Jimmy: And you feel the 110% trust between Hieu and all the bands. The caliber of people involved is fucking astounding.
Rob: On a financial level, he wasn’t just “I’m gonna start a label, I have a credit card.” He worked his ass off for years and saved up a ton of money for it. He’s put so much of his personal money into this.
Andrew: He takes it very seriously. He doesn’t fuck around. A lot of labels in St. Louis are like “yeah dude, we’re gonna start a label” and they’ll sort of have their shit together and put out a few CDs, but Hieu is so much more focused. He got a business license, he calculates the taxes: The kind of shit that other people don’t think about. “Fuck dude, The Man is coming down on us! That’s bullshit!” Hieu’s prepared for all that. It’s kind of what he does at his “real” job.
Jimmy: His day job is largely an accounting one. Not a lot of label owners have that kind of background and ability.
How is the St. Louis music scene?
Andrew: It’s alright. When a big band breaks up or a bar closes, it kinda fractures the scene, but it’s okay. We still play all the time, but not as much as we used to.
Who do you think is the biggest band in St. Louis right now?
Andrew: The biggest band? We are. (gives contorted smirk as if that fact is both unbelievable and sad) Yeah, I’d like to see another band compare themselves to our tour schedule, albums released, distribution… People have their opinions as to what bands they like better – there are awesome bands in St.

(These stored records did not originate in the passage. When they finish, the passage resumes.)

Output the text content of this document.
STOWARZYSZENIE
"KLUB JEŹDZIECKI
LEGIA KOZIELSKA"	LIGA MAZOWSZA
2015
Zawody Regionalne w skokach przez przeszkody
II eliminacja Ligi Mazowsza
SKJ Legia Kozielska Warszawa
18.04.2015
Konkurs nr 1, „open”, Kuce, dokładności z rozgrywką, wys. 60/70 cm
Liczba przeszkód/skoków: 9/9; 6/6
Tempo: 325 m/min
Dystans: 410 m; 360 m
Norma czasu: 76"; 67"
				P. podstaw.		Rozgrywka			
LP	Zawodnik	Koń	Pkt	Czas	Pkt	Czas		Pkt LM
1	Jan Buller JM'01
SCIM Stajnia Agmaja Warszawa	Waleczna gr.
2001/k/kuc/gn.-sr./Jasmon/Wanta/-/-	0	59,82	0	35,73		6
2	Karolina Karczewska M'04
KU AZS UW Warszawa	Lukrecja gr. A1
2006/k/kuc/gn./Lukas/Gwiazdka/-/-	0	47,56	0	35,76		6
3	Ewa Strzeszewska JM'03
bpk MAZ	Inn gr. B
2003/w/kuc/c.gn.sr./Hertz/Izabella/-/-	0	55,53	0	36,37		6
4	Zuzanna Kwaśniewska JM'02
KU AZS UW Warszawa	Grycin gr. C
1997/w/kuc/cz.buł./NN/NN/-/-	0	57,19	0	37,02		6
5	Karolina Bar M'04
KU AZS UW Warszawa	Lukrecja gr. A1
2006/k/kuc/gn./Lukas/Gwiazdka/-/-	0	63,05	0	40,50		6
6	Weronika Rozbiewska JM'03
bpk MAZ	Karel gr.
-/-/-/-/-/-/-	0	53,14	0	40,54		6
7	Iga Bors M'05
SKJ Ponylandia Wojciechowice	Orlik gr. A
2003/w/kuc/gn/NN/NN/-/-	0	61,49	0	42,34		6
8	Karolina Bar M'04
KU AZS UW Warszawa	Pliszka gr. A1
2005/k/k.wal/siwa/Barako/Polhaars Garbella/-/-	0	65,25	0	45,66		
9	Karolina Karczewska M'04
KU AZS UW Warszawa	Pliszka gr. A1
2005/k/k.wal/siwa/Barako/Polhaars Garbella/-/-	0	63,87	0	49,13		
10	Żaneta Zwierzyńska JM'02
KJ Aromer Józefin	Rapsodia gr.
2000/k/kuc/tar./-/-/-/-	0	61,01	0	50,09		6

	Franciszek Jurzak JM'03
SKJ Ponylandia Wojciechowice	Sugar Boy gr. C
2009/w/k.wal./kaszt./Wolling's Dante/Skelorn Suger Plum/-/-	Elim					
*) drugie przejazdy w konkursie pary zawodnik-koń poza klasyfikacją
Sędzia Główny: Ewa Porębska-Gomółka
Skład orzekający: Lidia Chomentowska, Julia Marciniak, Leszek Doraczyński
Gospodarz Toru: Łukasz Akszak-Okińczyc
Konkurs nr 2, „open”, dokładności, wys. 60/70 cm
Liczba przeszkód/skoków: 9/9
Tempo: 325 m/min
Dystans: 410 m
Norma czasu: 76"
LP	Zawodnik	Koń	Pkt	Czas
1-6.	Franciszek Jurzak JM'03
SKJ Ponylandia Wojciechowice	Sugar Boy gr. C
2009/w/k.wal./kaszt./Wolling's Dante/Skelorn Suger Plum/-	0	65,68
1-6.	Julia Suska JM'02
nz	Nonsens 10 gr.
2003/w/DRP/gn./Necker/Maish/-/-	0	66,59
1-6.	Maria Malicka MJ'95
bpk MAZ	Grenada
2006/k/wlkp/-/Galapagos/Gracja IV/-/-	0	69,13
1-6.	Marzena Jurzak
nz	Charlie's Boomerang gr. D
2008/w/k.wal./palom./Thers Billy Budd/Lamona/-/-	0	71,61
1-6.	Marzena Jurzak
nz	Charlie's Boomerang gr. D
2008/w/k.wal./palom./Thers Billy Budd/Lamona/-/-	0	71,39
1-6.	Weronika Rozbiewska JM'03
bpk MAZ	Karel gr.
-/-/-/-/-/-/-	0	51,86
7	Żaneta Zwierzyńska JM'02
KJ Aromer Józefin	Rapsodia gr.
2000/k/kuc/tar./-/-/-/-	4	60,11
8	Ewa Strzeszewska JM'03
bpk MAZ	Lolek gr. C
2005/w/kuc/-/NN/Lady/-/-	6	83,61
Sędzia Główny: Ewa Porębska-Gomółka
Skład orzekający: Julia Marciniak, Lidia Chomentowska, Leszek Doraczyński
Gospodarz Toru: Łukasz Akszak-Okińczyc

Louis – and maybe “biggest” is the wrong term, but I am totally proud of what we’ve accomplished. I completely stand by our accomplishments and reputation as a hardworking band. A lot of St. Louis bands have the completely fucking wrong idea of what is necessary to “make it.” “We’ll play every club in St. Louis all the time and then things will happen.” Dude. St. Louis? These days, you need to travel. I wasn’t convinced until we started traveling, then you see how many goddamn bands are doing this.